Will Binyamin Netanyahu’s visit to America repair or weaken ties?

He may damage relations with Israel’s indispensable protector

Israeli Prime Minister Benjamin Netanyahu speaks before a joint meeting of Congress on Capitol Hill in Washington in 2015
Photograph: AP
|JERUSALEM and WASHINGTON, DC

RARELY HAS so divisive a figure been so honoured by America’s political class. On July 24th Binyamin “Bibi” Netanyahu, Israel’s prime minister, will deliver his fourth address to a joint session of Congress—more than any other foreign leader, including Winston Churchill.

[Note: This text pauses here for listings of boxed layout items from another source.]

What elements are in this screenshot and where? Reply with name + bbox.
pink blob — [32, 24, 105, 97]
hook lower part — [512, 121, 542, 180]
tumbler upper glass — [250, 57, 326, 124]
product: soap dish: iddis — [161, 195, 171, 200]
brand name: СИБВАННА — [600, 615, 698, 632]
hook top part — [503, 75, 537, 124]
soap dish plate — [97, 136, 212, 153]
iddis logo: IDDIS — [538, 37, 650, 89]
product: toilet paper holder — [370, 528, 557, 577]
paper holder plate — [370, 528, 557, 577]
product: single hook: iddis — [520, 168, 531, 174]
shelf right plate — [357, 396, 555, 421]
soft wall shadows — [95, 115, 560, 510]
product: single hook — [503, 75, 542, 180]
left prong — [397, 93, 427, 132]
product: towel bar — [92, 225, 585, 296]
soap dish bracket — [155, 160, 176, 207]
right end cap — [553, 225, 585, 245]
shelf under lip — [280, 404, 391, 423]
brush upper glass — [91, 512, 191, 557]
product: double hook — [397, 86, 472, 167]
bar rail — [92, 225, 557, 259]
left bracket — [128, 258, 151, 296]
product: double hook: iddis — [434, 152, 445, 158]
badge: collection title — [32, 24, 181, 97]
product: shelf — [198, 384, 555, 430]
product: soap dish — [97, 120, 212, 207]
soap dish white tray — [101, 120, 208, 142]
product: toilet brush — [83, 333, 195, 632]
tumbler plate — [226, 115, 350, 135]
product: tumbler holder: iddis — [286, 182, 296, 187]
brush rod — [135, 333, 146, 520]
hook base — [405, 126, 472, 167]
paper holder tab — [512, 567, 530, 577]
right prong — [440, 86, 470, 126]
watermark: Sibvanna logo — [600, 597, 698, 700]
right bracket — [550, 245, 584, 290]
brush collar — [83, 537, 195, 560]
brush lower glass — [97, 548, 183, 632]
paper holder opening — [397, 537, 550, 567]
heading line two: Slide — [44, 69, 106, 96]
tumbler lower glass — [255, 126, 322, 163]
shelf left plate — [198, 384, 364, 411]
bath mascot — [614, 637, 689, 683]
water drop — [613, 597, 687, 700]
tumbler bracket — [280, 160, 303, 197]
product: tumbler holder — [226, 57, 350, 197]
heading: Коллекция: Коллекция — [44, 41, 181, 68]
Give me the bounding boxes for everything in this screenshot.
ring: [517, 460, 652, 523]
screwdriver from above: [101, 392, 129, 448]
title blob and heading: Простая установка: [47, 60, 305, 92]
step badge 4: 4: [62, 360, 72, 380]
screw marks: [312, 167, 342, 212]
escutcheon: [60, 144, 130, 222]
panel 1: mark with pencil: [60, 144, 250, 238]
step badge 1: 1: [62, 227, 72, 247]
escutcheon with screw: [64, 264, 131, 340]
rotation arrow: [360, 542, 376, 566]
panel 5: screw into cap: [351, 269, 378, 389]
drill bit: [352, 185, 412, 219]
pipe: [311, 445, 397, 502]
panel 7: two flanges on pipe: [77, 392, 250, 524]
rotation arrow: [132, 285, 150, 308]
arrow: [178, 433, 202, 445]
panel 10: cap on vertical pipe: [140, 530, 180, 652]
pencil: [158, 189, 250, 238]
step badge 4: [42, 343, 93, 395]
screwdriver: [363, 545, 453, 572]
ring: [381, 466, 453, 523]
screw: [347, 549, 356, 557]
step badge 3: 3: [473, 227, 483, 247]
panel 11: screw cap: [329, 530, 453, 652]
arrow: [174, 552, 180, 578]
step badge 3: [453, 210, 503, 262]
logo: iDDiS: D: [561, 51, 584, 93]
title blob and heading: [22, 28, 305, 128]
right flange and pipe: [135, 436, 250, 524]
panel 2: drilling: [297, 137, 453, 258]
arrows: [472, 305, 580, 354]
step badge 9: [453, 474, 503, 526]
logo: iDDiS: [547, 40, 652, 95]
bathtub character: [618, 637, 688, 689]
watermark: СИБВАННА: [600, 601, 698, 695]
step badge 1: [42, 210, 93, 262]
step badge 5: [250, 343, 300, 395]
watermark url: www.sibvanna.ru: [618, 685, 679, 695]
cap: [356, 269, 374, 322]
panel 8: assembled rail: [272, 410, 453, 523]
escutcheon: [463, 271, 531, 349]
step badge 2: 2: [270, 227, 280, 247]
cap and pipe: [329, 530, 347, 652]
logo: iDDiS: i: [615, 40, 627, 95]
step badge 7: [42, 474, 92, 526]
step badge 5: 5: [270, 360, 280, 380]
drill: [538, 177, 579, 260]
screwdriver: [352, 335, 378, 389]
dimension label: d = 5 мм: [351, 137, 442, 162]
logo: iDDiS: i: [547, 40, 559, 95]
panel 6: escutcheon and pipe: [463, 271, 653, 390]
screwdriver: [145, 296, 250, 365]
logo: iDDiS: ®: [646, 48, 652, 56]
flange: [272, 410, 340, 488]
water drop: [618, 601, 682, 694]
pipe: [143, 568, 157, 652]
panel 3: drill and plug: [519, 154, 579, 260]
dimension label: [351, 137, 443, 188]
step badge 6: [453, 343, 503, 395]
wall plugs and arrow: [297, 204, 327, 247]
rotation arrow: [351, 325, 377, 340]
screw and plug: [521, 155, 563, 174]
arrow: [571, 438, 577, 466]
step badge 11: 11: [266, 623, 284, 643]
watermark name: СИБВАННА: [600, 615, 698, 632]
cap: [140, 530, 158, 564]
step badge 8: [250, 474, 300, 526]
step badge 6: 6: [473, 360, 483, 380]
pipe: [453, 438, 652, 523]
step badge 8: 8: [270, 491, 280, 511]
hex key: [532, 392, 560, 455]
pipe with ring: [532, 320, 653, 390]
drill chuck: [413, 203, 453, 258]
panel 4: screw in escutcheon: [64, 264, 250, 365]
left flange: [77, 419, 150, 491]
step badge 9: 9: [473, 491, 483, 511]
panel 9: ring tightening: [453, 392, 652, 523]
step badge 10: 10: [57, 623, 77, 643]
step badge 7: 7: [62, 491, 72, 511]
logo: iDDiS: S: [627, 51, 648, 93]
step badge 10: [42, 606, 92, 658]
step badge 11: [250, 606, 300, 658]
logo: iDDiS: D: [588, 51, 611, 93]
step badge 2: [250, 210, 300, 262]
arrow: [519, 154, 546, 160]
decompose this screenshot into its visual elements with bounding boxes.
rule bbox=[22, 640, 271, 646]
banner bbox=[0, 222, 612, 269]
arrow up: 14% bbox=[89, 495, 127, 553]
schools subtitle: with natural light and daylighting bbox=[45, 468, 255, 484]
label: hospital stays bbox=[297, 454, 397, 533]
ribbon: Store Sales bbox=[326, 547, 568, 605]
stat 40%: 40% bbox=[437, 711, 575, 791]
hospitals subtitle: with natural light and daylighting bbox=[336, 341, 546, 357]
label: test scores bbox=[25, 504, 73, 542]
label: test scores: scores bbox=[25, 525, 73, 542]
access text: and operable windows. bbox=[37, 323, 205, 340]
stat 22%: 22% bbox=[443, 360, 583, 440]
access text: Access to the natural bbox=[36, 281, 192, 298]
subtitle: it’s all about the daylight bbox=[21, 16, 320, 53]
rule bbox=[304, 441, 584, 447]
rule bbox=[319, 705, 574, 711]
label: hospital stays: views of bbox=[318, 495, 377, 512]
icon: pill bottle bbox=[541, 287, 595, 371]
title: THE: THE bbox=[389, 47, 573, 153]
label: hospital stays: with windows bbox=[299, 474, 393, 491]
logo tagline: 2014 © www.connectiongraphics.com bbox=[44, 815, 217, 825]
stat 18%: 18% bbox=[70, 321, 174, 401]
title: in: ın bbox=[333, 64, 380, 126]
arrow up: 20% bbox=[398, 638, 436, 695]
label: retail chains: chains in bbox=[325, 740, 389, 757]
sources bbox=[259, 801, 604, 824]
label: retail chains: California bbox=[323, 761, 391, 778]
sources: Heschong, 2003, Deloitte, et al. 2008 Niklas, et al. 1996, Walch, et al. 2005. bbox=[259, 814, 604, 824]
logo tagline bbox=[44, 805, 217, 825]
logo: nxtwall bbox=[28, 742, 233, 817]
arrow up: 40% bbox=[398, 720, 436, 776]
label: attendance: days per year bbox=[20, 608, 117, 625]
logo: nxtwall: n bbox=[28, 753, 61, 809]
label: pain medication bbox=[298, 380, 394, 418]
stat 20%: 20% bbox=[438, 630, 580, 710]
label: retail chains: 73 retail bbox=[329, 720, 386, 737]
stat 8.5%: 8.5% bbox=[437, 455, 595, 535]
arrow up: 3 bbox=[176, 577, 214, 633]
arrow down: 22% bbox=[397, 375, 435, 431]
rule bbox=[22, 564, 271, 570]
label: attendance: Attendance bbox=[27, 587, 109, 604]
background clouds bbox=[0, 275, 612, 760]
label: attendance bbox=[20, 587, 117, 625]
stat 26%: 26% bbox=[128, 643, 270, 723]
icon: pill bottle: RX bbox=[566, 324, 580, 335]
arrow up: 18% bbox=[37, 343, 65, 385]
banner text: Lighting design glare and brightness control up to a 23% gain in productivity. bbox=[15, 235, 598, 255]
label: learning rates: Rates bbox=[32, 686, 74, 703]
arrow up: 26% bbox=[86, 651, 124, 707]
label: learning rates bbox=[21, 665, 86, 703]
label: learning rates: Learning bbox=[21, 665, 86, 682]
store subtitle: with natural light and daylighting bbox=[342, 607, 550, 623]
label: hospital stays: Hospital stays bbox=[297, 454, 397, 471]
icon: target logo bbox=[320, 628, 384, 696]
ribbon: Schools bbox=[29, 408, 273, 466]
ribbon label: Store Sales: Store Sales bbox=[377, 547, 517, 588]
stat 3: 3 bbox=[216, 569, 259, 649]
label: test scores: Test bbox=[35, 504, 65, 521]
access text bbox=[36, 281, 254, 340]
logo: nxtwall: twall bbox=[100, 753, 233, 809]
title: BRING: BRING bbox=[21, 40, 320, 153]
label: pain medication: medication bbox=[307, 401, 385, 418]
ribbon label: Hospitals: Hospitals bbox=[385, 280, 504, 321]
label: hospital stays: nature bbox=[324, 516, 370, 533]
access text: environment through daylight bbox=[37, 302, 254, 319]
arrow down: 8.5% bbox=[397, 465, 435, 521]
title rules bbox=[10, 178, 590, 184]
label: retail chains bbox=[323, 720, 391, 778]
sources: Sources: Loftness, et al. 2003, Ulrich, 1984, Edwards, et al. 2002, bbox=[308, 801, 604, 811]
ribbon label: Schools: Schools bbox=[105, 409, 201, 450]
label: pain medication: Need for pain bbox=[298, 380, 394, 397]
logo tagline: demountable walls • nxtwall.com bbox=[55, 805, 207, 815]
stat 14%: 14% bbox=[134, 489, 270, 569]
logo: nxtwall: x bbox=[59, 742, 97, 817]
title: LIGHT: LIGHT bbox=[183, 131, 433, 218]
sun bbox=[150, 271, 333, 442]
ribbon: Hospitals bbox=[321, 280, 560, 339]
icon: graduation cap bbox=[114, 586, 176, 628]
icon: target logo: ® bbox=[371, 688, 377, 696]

It was as recently as March that Chuck Schumer, leader of the Democratic majority in the Senate, excoriated Mr Netanyahu as an “obstacle to peace” and called for new elections to remove him. The snub was all the sharper, given that Mr Schumer, Congress’s most prominent Jewish member, thinks of himself as a shomer or “protector” of Israel. Three months later the shomer yielded, joining other congressional leaders in inviting Mr Netanyahu to give his oration. “America’s relationship with Israel is ironclad and transcends one person or prime minister,” he explained. President Joe Biden, a friend to Israel but long exasperated by Mr Netanyahu, will receive him at the White House, too.